Hechmi Hamdi, candidat au nom de son parti Tayyar al Mahabba ( le Courant de l'amour ). Homme d'affaires et leader politique controversé, tuniso-britannique installé à Londres. Il est le président de la chaîne de télévision par satellite Al Mustaquilla. En 2011, grâce à un mélange de populisme et de promesses, aussi variées que farfelues, son parti sous le nom de Al-Aridha Chaabia a créé la surprise en décrochant 27 sièges. Et en 2014, la sanction est tombée, sa formation n’obtiendrait qu’un seul siège.

Larbi Nasra, candidat au nom de son parti la Voix du peuple tunisien. Propriétaire de la société Tunimédia, il crée Hannibal TV, la première chaîne de télévision privée de Tunisie en 2004. Ses détracteurs se souviennent généralement de son alliance avec le clan des Trabelsi. De plus, certains l'accusent d'avoir fait fortune grâce au trafic d'armes. Dans un entretien qu’il a accordé à «Afrik.com» en 2011, il nie tout en bloc. Mais, ses justifications sont tellement floues et confuses et pas du tout convaincantes.
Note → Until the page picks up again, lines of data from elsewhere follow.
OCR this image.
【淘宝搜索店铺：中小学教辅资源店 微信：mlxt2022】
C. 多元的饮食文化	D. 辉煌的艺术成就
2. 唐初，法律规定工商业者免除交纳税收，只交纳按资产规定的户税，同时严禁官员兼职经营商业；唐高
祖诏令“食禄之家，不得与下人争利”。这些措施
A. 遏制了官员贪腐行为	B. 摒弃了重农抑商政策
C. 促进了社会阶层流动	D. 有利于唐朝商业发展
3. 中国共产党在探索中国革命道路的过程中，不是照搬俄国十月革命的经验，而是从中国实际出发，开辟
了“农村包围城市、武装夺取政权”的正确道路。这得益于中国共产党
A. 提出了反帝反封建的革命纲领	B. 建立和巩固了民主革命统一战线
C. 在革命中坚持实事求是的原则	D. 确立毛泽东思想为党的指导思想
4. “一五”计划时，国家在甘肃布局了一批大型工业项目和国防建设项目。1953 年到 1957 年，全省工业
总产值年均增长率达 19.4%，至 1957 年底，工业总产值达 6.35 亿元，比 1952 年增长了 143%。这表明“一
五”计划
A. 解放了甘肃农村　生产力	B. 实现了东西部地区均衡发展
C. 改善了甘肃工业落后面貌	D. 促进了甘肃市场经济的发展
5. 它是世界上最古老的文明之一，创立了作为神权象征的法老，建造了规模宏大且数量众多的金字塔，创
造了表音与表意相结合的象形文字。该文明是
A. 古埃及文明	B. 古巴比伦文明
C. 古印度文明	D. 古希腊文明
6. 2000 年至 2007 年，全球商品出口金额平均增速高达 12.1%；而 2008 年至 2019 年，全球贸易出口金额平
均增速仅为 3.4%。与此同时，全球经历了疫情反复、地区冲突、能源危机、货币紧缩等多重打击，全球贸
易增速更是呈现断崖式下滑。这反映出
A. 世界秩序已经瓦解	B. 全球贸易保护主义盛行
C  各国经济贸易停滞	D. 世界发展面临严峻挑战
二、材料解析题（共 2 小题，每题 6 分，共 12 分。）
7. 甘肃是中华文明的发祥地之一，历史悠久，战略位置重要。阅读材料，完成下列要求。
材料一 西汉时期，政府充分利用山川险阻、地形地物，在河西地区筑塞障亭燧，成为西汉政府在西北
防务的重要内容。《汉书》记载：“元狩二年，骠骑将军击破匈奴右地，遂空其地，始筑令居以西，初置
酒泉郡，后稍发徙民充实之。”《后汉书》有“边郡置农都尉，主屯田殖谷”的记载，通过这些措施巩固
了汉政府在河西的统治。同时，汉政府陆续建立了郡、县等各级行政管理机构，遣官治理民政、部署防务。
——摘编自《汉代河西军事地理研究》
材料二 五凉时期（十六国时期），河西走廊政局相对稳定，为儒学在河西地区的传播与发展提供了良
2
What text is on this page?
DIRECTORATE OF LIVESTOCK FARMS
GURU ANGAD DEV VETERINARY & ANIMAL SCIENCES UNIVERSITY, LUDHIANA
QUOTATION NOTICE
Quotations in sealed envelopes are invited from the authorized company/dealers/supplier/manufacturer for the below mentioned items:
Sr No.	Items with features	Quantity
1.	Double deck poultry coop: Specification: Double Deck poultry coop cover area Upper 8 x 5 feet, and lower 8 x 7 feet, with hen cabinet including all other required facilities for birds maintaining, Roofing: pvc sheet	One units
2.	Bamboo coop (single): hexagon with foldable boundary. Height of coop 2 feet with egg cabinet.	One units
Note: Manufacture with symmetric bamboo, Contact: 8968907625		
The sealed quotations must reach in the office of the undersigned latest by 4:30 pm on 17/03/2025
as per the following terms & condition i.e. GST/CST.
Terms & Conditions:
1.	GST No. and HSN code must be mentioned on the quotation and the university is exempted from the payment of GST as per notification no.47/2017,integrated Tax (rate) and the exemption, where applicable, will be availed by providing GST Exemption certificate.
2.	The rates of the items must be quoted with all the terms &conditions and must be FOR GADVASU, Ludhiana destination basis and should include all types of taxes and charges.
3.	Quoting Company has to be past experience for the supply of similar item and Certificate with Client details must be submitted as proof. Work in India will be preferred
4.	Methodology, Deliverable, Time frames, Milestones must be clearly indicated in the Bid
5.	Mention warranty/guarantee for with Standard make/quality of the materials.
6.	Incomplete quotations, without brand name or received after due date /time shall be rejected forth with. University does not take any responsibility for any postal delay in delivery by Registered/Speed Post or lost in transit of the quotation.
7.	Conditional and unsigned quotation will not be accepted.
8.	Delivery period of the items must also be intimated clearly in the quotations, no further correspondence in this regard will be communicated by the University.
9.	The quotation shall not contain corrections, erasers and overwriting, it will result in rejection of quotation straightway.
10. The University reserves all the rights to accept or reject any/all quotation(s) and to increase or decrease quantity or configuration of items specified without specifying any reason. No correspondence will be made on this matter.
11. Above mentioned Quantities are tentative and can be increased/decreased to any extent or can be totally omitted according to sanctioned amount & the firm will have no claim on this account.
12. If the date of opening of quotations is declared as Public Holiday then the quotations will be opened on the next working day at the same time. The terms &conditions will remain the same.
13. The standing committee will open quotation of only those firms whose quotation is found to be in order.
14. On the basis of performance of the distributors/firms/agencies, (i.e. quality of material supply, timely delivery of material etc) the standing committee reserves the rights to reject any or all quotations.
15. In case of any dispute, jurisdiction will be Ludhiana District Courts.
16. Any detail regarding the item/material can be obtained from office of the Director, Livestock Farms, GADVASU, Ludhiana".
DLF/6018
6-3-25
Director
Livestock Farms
Mohamed Frikha, candidat indépendant à l'élection présidentielle. Homme d'affaires et fondateur de Syphax Airlines. Lorsque Ennahdha publie ses listes pour les élections législatives en le présentant comme tête de liste dans la circonscription de Sfax 2, le titre de Syphax Airlines perd la moitié de sa valeur par rapport à son introduction en bourse en avril 2013, et face aux pressions, il démissionne de son poste de PDG. C'est le prix à payer en s'engageant avec la secte terroriste Ennahdha.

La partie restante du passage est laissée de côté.